A crise do Estado é um componente importante da crise brasileira. Há uma percepção disseminada, na esquerda como na direita, de que o seu desenho não mais atende às necessidades do país. Para alguns, por ser demasiado pequeno e tímido: seria necessário ampliar o escopo e a intensidade da sua atuação, fazendo dele o grande motor da economia. Para outros, por ser demasiado grande: seria preciso reduzi-lo, "tirá-lo das costas do empresário", para que o setor privado promovesse o desenvolvimento por sua iniciativa espontânea.

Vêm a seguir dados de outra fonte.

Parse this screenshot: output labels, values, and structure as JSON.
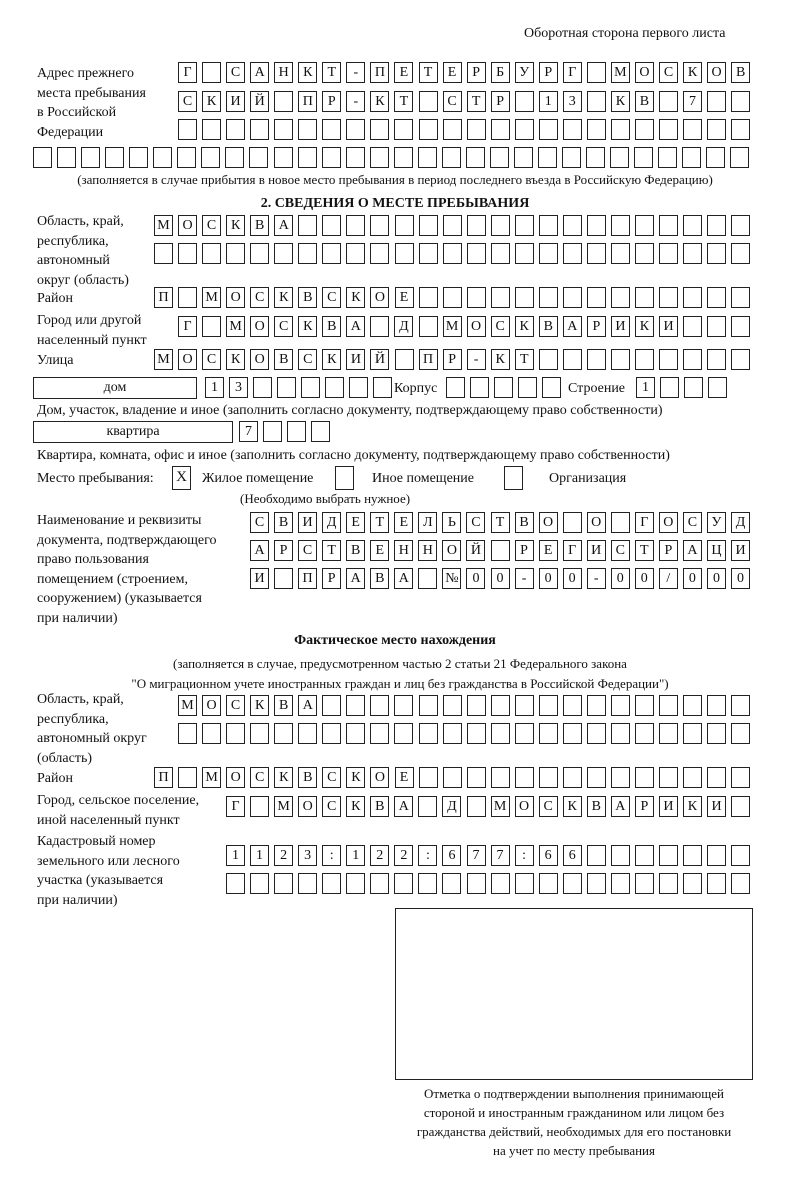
{
  "header": {
    "title": "Оборотная сторона первого листа"
  },
  "previous_address": {
    "label": [
      "Адрес прежнего",
      "места пребывания",
      "в Российской",
      "Федерации"
    ],
    "rows": [
      "Г САНКТ-ПЕТЕРБУРГ МОСКОВ",
      "СКИЙ ПР-КТ СТР 13 КВ 7",
      "",
      ""
    ],
    "note": "(заполняется в случае прибытия в новое место пребывания в период последнего въезда в Российскую Федерацию)"
  },
  "section2": {
    "title": "2. СВЕДЕНИЯ О МЕСТЕ ПРЕБЫВАНИЯ",
    "region_label": [
      "Область, край,",
      "республика,",
      "автономный",
      "округ (область)"
    ],
    "region_rows": [
      "МОСКВА",
      ""
    ],
    "district_label": "Район",
    "district": "П МОСКВСКОЕ",
    "city_label": [
      "Город или другой",
      "населенный пункт"
    ],
    "city": "Г МОСКВА Д МОСКВАРИКИ",
    "street_label": "Улица",
    "street": "МОСКОВСКИЙ ПР-КТ",
    "house_type": "дом",
    "house": "13",
    "korpus_label": "Корпус",
    "korpus": "",
    "building_label": "Строение",
    "building": "1",
    "house_note": "Дом, участок, владение и иное (заполнить согласно документу, подтверждающему право собственности)",
    "apartment_type": "квартира",
    "apartment": "7",
    "apartment_note": "Квартира, комната, офис и иное (заполнить согласно документу, подтверждающему право собственности)",
    "place_label": "Место пребывания:",
    "place_options": [
      {
        "label": "Жилое помещение",
        "mark": "X"
      },
      {
        "label": "Иное помещение",
        "mark": ""
      },
      {
        "label": "Организация",
        "mark": ""
      }
    ],
    "place_note": "(Необходимо выбрать нужное)",
    "document_label": [
      "Наименование и реквизиты",
      "документа, подтверждающего",
      "право пользования",
      "помещением (строением,",
      "сооружением) (указывается",
      "при наличии)"
    ],
    "document_rows": [
      "СВИДЕТЕЛЬСТВО О ГОСУД",
      "АРСТВЕННОЙ РЕГИСТРАЦИ",
      "И ПРАВА №00-00-00/000"
    ]
  },
  "actual": {
    "title": "Фактическое место нахождения",
    "note": [
      "(заполняется в случае, предусмотренном частью 2 статьи 21 Федерального закона",
      "\"О миграционном учете иностранных граждан и лиц без гражданства в Российской Федерации\")"
    ],
    "region_label": [
      "Область, край,",
      "республика,",
      "автономный округ",
      "(область)"
    ],
    "region_rows": [
      "МОСКВА",
      ""
    ],
    "district_label": "Район",
    "district": "П МОСКВСКОЕ",
    "city_label": [
      "Город, сельское поселение,",
      "иной населенный пункт"
    ],
    "city": "Г МОСКВА Д МОСКВАРИКИ",
    "cadastral_label": [
      "Кадастровый номер",
      "земельного или лесного",
      "участка (указывается",
      "при наличии)"
    ],
    "cadastral_rows": [
      "1123:122:677:66",
      ""
    ]
  },
  "stamp": {
    "caption": [
      "Отметка о подтверждении выполнения принимающей",
      "стороной и иностранным гражданином или лицом без",
      "гражданства действий, необходимых для его постановки",
      "на учет по месту пребывания"
    ]
  }
}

São duas perspectivas simplistas que devem ser igualmente rejeitadas por quem compartilha de uma visão nacional e genuinamente desenvolvimentista. Por sermos simpáticos à atuação do Estado, corremos maior risco de nos deixar seduzir pela primeira. Por isso, é importante ter prudência e discernimento. Queremos um Estado forte, mas a nossa oposição ao liberalismo econômico não pode obliterar a nossa capacidade de perceber que Estado forte não é, de fato, sinônimo de Estado grande. Assim, nem toda iniciativa para tornar o Estado mais enxuto, menos custoso, deve ser rejeitada por nós como "liberal".
Camaradas bem-intencionados caem nesse equívoco com frequência, talvez movidos por uma certa reatividade irrefletida a tudo o que pareça liberalismo. O triste resultado desse engano é que os liberais acabam ganhando o monopólio do discurso em favor da eficiência e da austeridade -- valores que, convém ressaltar, não são ruins em si mesmos, pelo contrário. São verdadeiramente belos, morais, e devem ser cultivados por nós enquanto expressões públicas daquela disciplina, temperança e ordem que desejamos ver disseminadas por toda a sociedade.
Nossa batalha diz respeito às finalidades do Estado, não ao seu tamanho, que é uma consequência. Não devemos buscar um Estado pequeno, como se isso fosse uma qualidade, mas devemos buscar, sem dúvida, um Estado 'ascético', sempre pronto para descartar futilidades, cortar despesas desnecessárias e afastar demandas de interesses meramente grupais em prol de uma Razão nacional superior, que cabe a ele constantemente filtrar, interpretar e promover.
Tenhamos claro que o sucesso de qualquer política desenvolvimentista pressupõe um Estado ágil, proativo, com grande capacidade de investimento e inovação. O Estado brasileiro já deteve essas qualidades. É só por meio dessa 'ascese' permanente, da busca incessante por eficiência e higidez que ele será capaz de recuperá-las e mantê-las, capacitando-se, novamente, para liderar um processo robusto de desenvolvimento do país.